Original Article: http://dartreview.com/archives/2008/06/08/goodbye_my_friend_larry.php
Sunday, June 8, 2008
Any institution, in my view, is only as good as its habits. By that standard, Larry James was a first-order Dartmouth institution, if only because his habits were so unvarying. Every day at the Food Court, when Larry was working the register, it was always the same. He would take your inventory, swipe your card, and then, peering back at you through windshield glasses, announce: “Thank you my friend”—pause two beats —“Joseph.” Or, in your case, your proper first name.
That pause allowed Larry to inspect your I.D., and to figure out who you were. He can be forgiven for not always recognizing his friends, given the volume of friends he serviced each day. And though his pause foreclosed from him the achievements of Mitzi, another Food Court cashier, whose speed and efficiency in ringing you up was never less than spectacular, Larry’s slow draw had its charms. For example, he was affable. (Not exactly Mitzi’s forte.)
Larry James died in June, and his preferred honorific—“my friend”—may as well be his epitaph. He was a friend to Dartmouth, and, in his way, a friend to everyone.
It was fitting that Larry managed Food Court, because it is the only genuinely democratic eating place on campus. Each of the others caters to specialized tastes: Collis and Home Plate allow the health- and organically-minded to forage; the Hop has its gifts in line orders and the deep fry; the Pavilion attends to confessional diets; the Lone Pine Tavern is geared toward those who prefer their “fun” kid-untested but mother-approved; and so forth. Everyone is of course free to choose any or none of them. Yet neither do any of them attempt to satisfy everyone. By contrast, Food Court contains multitudes.
Attempting to satisfy everyone generally results in mediocrity, and the food at Food Court, to be honest, was often mediocre. Or rather, it was ordinary, like the food at most other college cafeterias—never haute cuisine, rarely gutter scraps, but a square enough meal. Still, Larry was able to elevate the place above the quality, flavor, or runniness of its fare. He did so, I think, by accenting Food Court’s democratic culture.
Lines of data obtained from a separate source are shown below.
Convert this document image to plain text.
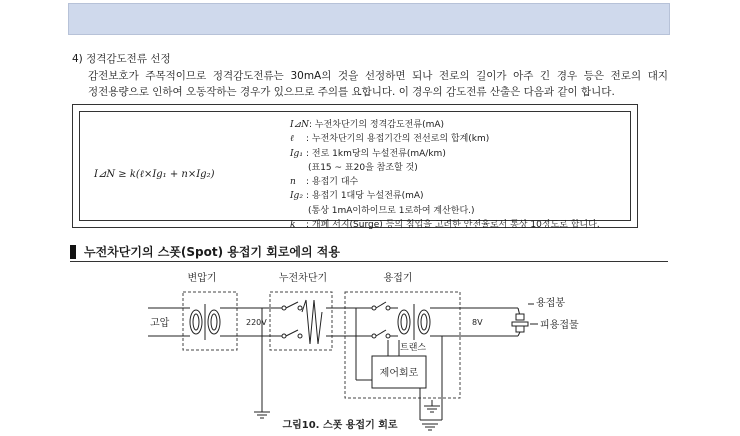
4) 정격감도전류 선정
감전보호가 주목적이므로 정격감도전류는 30mA의 것을 선정하면 되나 전로의 길이가 아주 긴 경우 등은 전로의 대지
정전용량으로 인하여 오동작하는 경우가 있으므로 주의를 요합니다. 이 경우의 감도전류 산출은 다음과 같이 합니다.
I⊿N ≥ k(ℓ×Ig₁ + n×Ig₂)
I⊿N: 누전차단기의 정격감도전류(mA)
ℓ : 누전차단기의 용접기간의 전선로의 합계(km)
Ig₁ : 전로 1km당의 누설전류(mA/km)
(표15 ~ 표20을 참조할 것)
n : 용접기 대수
Ig₂ : 용접기 1대당 누설전류(mA)
(통상 1mA이하이므로 1로하여 계산한다.)
k : 개폐 서지(Surge) 등의 침입을 고려한 안전율로서 통상 10정도로 합니다.
누전차단기의 스폿(Spot) 용접기 회로에의 적용
변압기	누전차단기	용접기
고압	220V
트랜스
제어회로
8V
용접봉
피용접물
그림10. 스폿 용접기 회로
His talents were social. Though he had his eccentricities, these made him a character; and above all Larry was a regular guy, and he made you feel, too, like a regular. Note the indefinite article: Drinkers will know instantly what I mean. Though one can regularly patronize most any establishment, and be “a regular customer,” there is just one meaning in being “a regular.” A regular is someone who so prefers a place to drink, and props up the bar with such predictable frequency, that the bartender no longer needs to ask what he’ll be having.
Regulars, virtually fused to their favored spots, confer character (and business) on a bar. In turn, they are treated with a level of familiarity, a mutual fondness and sometimes friendship, unavailable to transient or stop-by drinkers. At the College, students are most often “regulars” in this or that cellar, which, for many reasons, isn’t quite the same thing.
It wasn’t quite the same thing at Food Court, either. Everyone ate there regularly. Larry’s genius was to make everyone feel like a regular.
His other genius, I suppose, was for silly costumes and hats. The nearby photograph was taken in the summer of 2003 during a joint fraternity-sorority “cook off.” Larry had done a kindness in agreeing to adjudicate the winner. That word, kindness, is not chosen lightly. As I remember it, our group had put together a “Hawaiian” menu—meaning, low-grade chicken left soaking in fruit juice, then skewered with pineapples and undercooked. To call the final product “not poisonous” would be charitable.
In fairness, my appreciation of the culinary arts is not particularly sophisticated, and, on the day in question, I had spent most of the afternoon being a regular in my fraternity basement. My palate, and faculties, thus degraded, the pictured altercation followed our team’s last place finish in a five-way contest. I was insisting to Larry, likely somewhat incoherently, that he had badly misjudged the merits of our entry. It became clear that he had not. Later that evening, several, including myself, became violently ill.
At this point, the details don’t much matter. Nevertheless, it is hard to imagine any other College administrator, and Larry James was definitely one of those, and one of the most competent besides, who would have put up with the hassle and potential toxicity of the whole event — or, for that matter, with the hassle of running a College cafeteria without becoming a jerk. In the end, his were not only unvarying but the best kind of habits. So thanks, my friend ...Larry.